Сказано — сделано. Прабакер отвел меня в это замечательное место. Находилось оно примерно в часе ходьбы от гостиницы, далеко за последней автобусной остановкой на окраине города. Заказав выпивку всем присутствующим, мы присоединились к группе замызганных посетителей, занимавших единственную в баре узкую каменную скамью и сосредоточенно напивавшихся. В Австралии такие заведения, не имеющие патента, называют «самогонными погребками», — в них можно достать алкоголь выше установленной крепости по договорной цене.

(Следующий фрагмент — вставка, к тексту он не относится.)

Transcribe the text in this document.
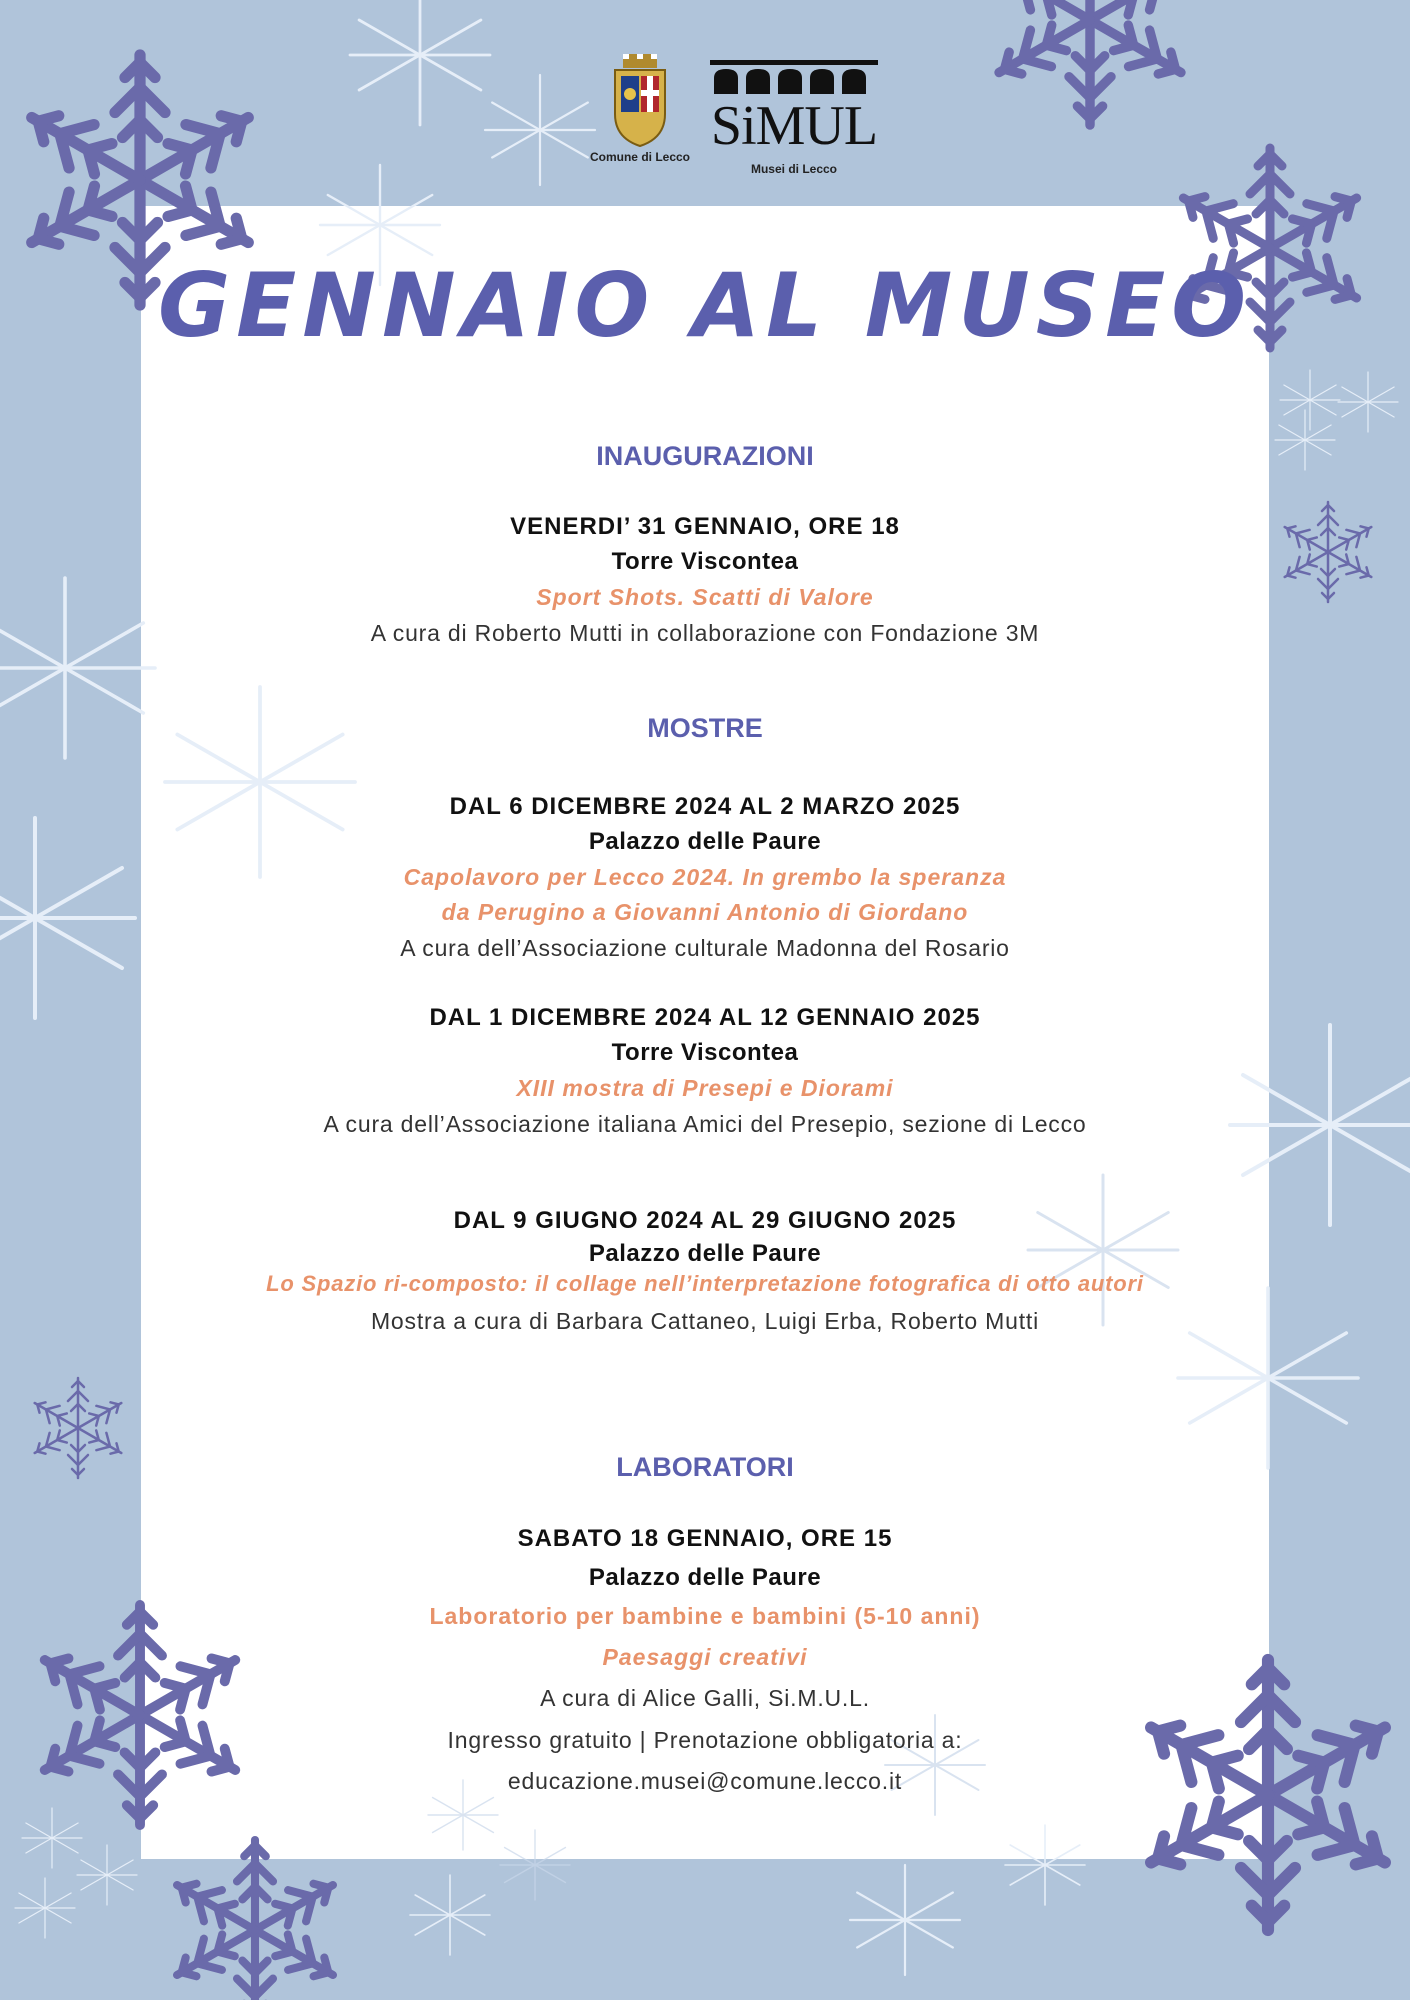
Comune di Lecco SiMUL
Musei di Lecco
GENNAIO AL MUSEO
INAUGURAZIONI
VENERDI’ 31 GENNAIO, ORE 18
Torre Viscontea
Sport Shots. Scatti di Valore
A cura di Roberto Mutti in collaborazione con Fondazione 3M
MOSTRE
DAL 6 DICEMBRE 2024 AL 2 MARZO 2025
Palazzo delle Paure
Capolavoro per Lecco 2024. In grembo la speranza
da Perugino a Giovanni Antonio di Giordano
A cura dell’Associazione culturale Madonna del Rosario
DAL 1 DICEMBRE 2024 AL 12 GENNAIO 2025
Torre Viscontea
XIII mostra di Presepi e Diorami
A cura dell’Associazione italiana Amici del Presepio, sezione di Lecco
DAL 9 GIUGNO 2024 AL 29 GIUGNO 2025
Palazzo delle Paure
Lo Spazio ri-composto: il collage nell’interpretazione fotografica di otto autori
Mostra a cura di Barbara Cattaneo, Luigi Erba, Roberto Mutti
LABORATORI
SABATO 18 GENNAIO, ORE 15
Palazzo delle Paure
Laboratorio per bambine e bambini (5-10 anni)
Paesaggi creativi
A cura di Alice Galli, Si.M.U.L.
Ingresso gratuito | Prenotazione obbligatoria a:
educazione.musei@comune.lecco.it
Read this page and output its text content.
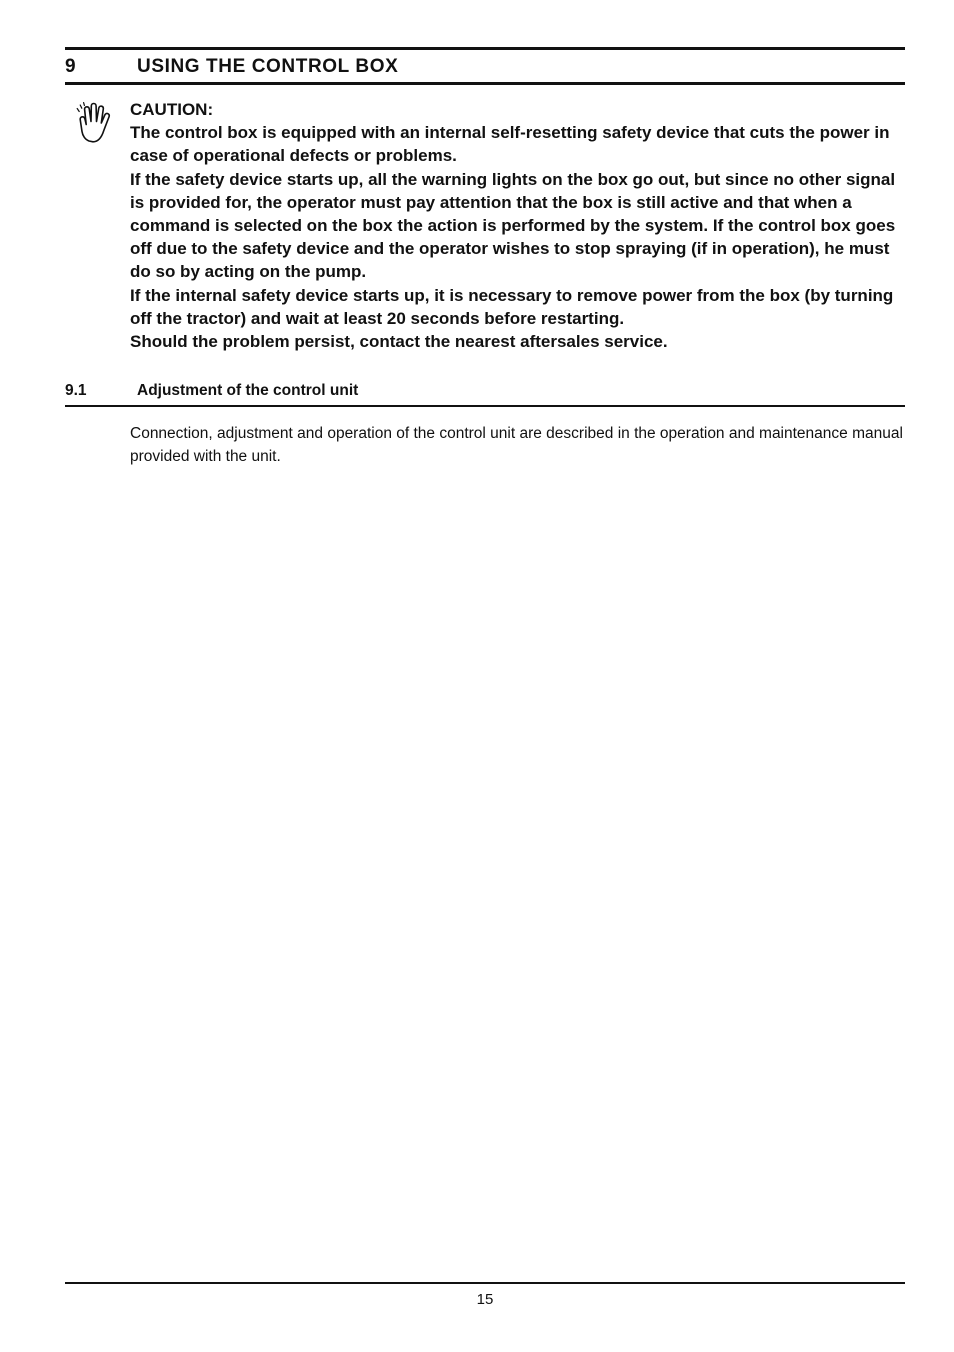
9	USING THE CONTROL BOX

CAUTION:

The control box is equipped with an internal self-resetting safety device that cuts the power in case of operational defects or problems.

If the safety device starts up, all the warning lights on the box go out, but since no other signal is provided for, the operator must pay attention that the box is still active and that when a command is selected on the box the action is performed by the system. If the control box goes off due to the safety device and the operator wishes to stop spraying (if in operation), he must do so by acting on the pump.

If the internal safety device starts up, it is necessary to remove power from the box (by turning off the tractor) and wait at least 20 seconds before restarting.

Should the problem persist, contact the nearest aftersales service.

9.1	Adjustment of the control unit

Connection, adjustment and operation of the control unit are described in the operation and maintenance manual provided with the unit.

15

Компания состояла из рабочих, крестьян и прослойки правонарушителей разного профиля. Вид у всех был угрюмый и довольно затравленный. Говорили они редко и отрывисто. Опрокинув очередной стакан зловонного самогона, они строили зверскую гримасу и крякали, хрюкали или рычали, каждый на свой лад. Мы с Прабакером, зажав нос, проглотили ядохимикат одним залпом, чтобы не успеть его распробовать, после чего сумели волевым усилием удержать выпитое в желудке. Отдышавшись и подавив сопротивление организма, мы пошли по второму кругу.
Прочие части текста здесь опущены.